Tuesday, August 22, 2006

Code Advice #13: Don't spot-fix null pointer exceptions

WARNING: This blog entry was imported from my old blog on blogs.sun.com (which used different blogging software), so formatting and links may not be correct.


(See intro for a background and caveats on these coding advice blog entries.)



One pattern I've seen some developers use is to respond to NPE (NullPointerException) bugs by inserting a null pointer check at the location of the NPE. Frequently this will be accompanied by some sort of comment like "Why is this null?".



My advice is simple: Leave the NPE until you've investigated the root cause. You need to have a null-policy. Decide which references can be null, and which can't. The problem with spot fixing an NPE is that in many cases, you've only moved the bug from one place to another. And in particular, you've moved the symptom further from the cause.



First, decide whether for your own methods, you ever allow null as a return value. Instead of returning null for an empty or uninitialized list for example, always return an empty list. That doesn't mean you have to create an "unnecessary" object to indicate null; you can call Collections.emptyList(). This will return a shared object which is used for all empty lists - and through generics you still get to keep type checks:


public static final <T> List<T> emptyList() { ... }



You also need to make sure that you handle nulls properly at the boundaries of your own code. If you're calling a library, make sure that the return values are only null if your program universally allows null for the particular piece of data being passed around. If you're providing an API, make sure that you either handle null parameters (if you want to be lenient), or throw IllegalArgumentExceptions if you expect clients to be well behaved. (I don't throw NullPointerException.)

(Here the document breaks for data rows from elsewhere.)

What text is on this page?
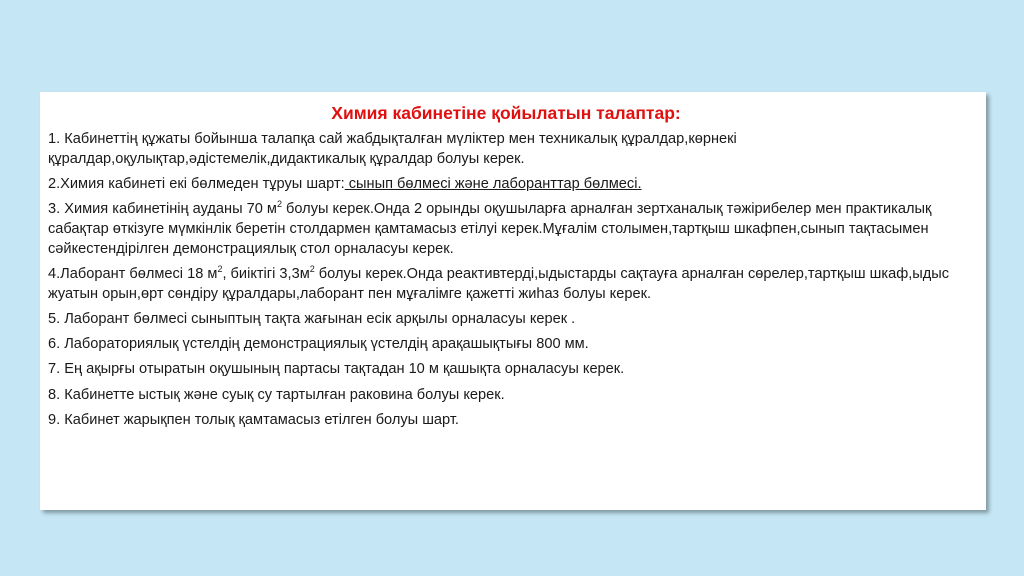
Химия кабинетіне қойылатын талаптар:

1. Кабинеттің құжаты бойынша талапқа сай жабдықталған мүліктер мен техникалық құралдар,көрнекі құралдар,оқулықтар,әдістемелік,дидактикалық құралдар болуы керек.

2.Химия кабинеті екі бөлмеден тұруы шарт: сынып бөлмесі және лаборанттар бөлмесі.

3. Химия кабинетінің ауданы 70 $м^2$ болуы керек.Онда 2 орынды оқушыларға арналған зертханалық тәжірибелер мен практикалық сабақтар өткізуге мүмкінлік беретін столдармен қамтамасыз етілуі керек.Мұғалім столымен,тартқыш шкафпен,сынып тақтасымен сәйкестендірілген демонстрациялық стол орналасуы керек.

4.Лаборант бөлмесі 18 $м^2$, биіктігі $3,3м^2$ болуы керек.Онда реактивтерді,ыдыстарды сақтауға арналған сөрелер,тартқыш шкаф,ыдыс жуатын орын,өрт сөндіру құралдары,лаборант пен мұғалімге қажетті жиһаз болуы керек.

5. Лаборант бөлмесі сыныптың тақта жағынан есік арқылы орналасуы керек .

6. Лабораториялық үстелдің демонстрациялық үстелдің арақашықтығы 800 мм.

7. Ең ақырғы отыратын оқушының партасы тақтадан 10 м қашықта орналасуы керек.

8. Кабинетте ыстық және суық су тартылған раковина болуы керек.

9. Кабинет жарықпен толық қамтамасыз етілген болуы шарт.
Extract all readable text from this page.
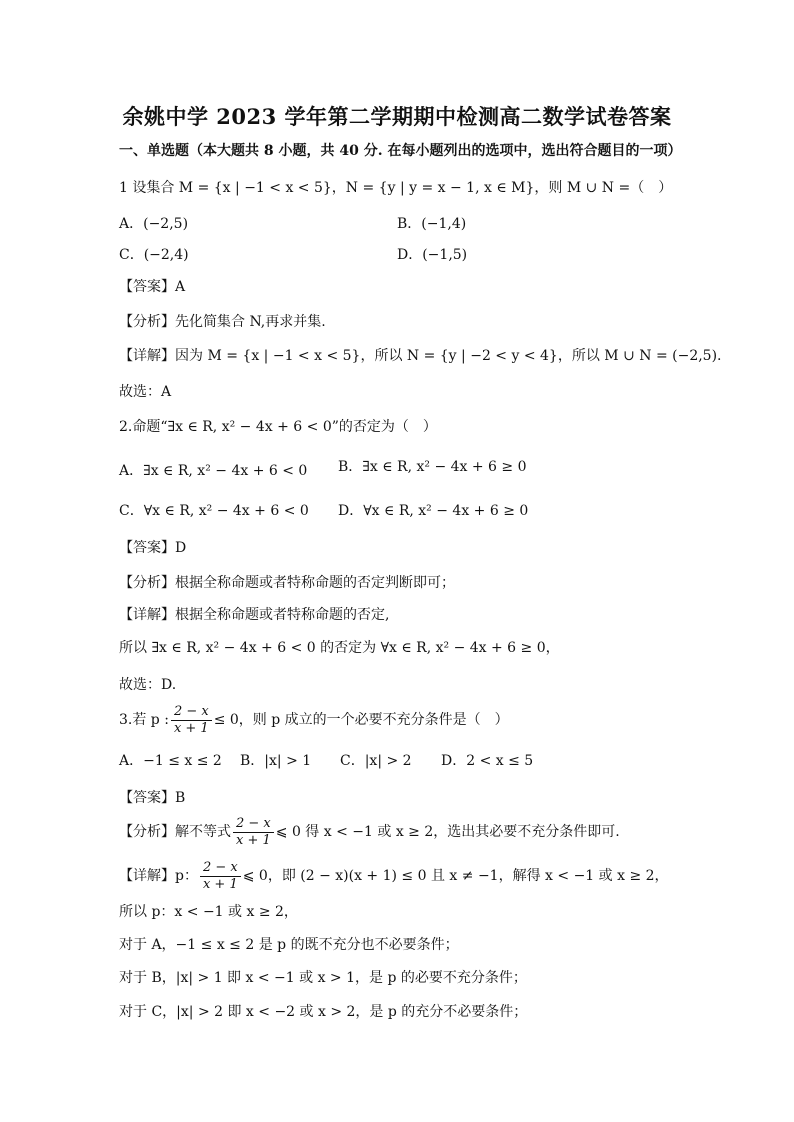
余姚中学 2023 学年第二学期期中检测高二数学试卷答案
一、单选题（本大题共 8 小题，共 40 分. 在每小题列出的选项中，选出符合题目的一项）
1 设集合 M = {x | −1 < x < 5}，N = {y | y = x − 1, x ∈ M}，则 M ∪ N =（　）
A．(−2,5)	B．(−1,4)
C．(−2,4)	D．(−1,5)
【答案】A
【分析】先化简集合 N,再求并集.
【详解】因为 M = {x | −1 < x < 5}，所以 N = {y | −2 < y < 4}，所以 M ∪ N = (−2,5).
故选：A
2.命题“∃x ∈ R, x² − 4x + 6 < 0”的否定为（　）
A．∃x ∈ R, x² − 4x + 6 < 0 B．∃x ∈ R, x² − 4x + 6 ≥ 0
C．∀x ∈ R, x² − 4x + 6 < 0 D．∀x ∈ R, x² − 4x + 6 ≥ 0
【答案】D
【分析】根据全称命题或者特称命题的否定判断即可；
【详解】根据全称命题或者特称命题的否定,
所以 ∃x ∈ R, x² − 4x + 6 < 0 的否定为 ∀x ∈ R, x² − 4x + 6 ≥ 0，
故选：D.
3.若 p : $\frac{2 - x}{x + 1} \le 0$，则 p 成立的一个必要不充分条件是（　）
A．−1 ≤ x ≤ 2 B．|x| > 1 C．|x| > 2 D．2 < x ≤ 5
【答案】B
【分析】解不等式 $\frac{2 - x}{x + 1}$ ⩽ 0 得 x < −1 或 x ≥ 2，选出其必要不充分条件即可.
【详解】p： $\frac{2 - x}{x + 1}$ ⩽ 0，即 (2 − x)(x + 1) ≤ 0 且 x ≠ −1，解得 x < −1 或 x ≥ 2，
所以 p：x < −1 或 x ≥ 2，
对于 A，−1 ≤ x ≤ 2 是 p 的既不充分也不必要条件；
对于 B，|x| > 1 即 x < −1 或 x > 1，是 p 的必要不充分条件；
对于 C，|x| > 2 即 x < −2 或 x > 2，是 p 的充分不必要条件；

This is clearly asking a lot of you. You need to keep track of which parameters and fields are allowed to be null. For that reason, it's smart to pick a simple policy. However, with tools we should be able to do better. Annotations are ideal for this. You can annotate parameters and fields to indicate whether or not they are allowed to be null. With that information, tools can check whether your code is correct (and even without tools, when you're calling an API, these annotations help document what is expected of you in a more accurate way than English javadoc descriptions, which frequently say nothing on the subject.) For example, if the static checker discovers that you are calling a method with a null parameter where that parameter is known to not be nullable, it can complain and alert you to the potential problem.



Annotations for nullability will probably find their way into the standard set of annotations. For now, you'll need to use some third party libraries and sprinkle your code with third party class names. That may be a bitter pill to swallow.
(Update two days later: See this entry for a solution.)
On the other hand, it may pay off. These annotations allow you to state your intent, and without that additional information from the programmer, tools cannot easily help you track down NPE problems.



Here's findbugs' set of annotations related to null checking - CheckForNull, Nullable, NonNull. Obviously, findbugs can also do the static analysis to alert you to errors in your program where you are violating the constraints. IntelliJ has support for this built in. It would be nice if NetBeans would do the same, but on the other hand, NetBeans tries hard to follow the JSR standards closely, so perhaps this will have to wait until we have java.lang.Nullable. In the mean time you can use the findbugs NetBeans plugin, available from nbextras.org. Just grab the annnotations.jar and add it to your project, and then code completion will find the annotations and handle imports for you.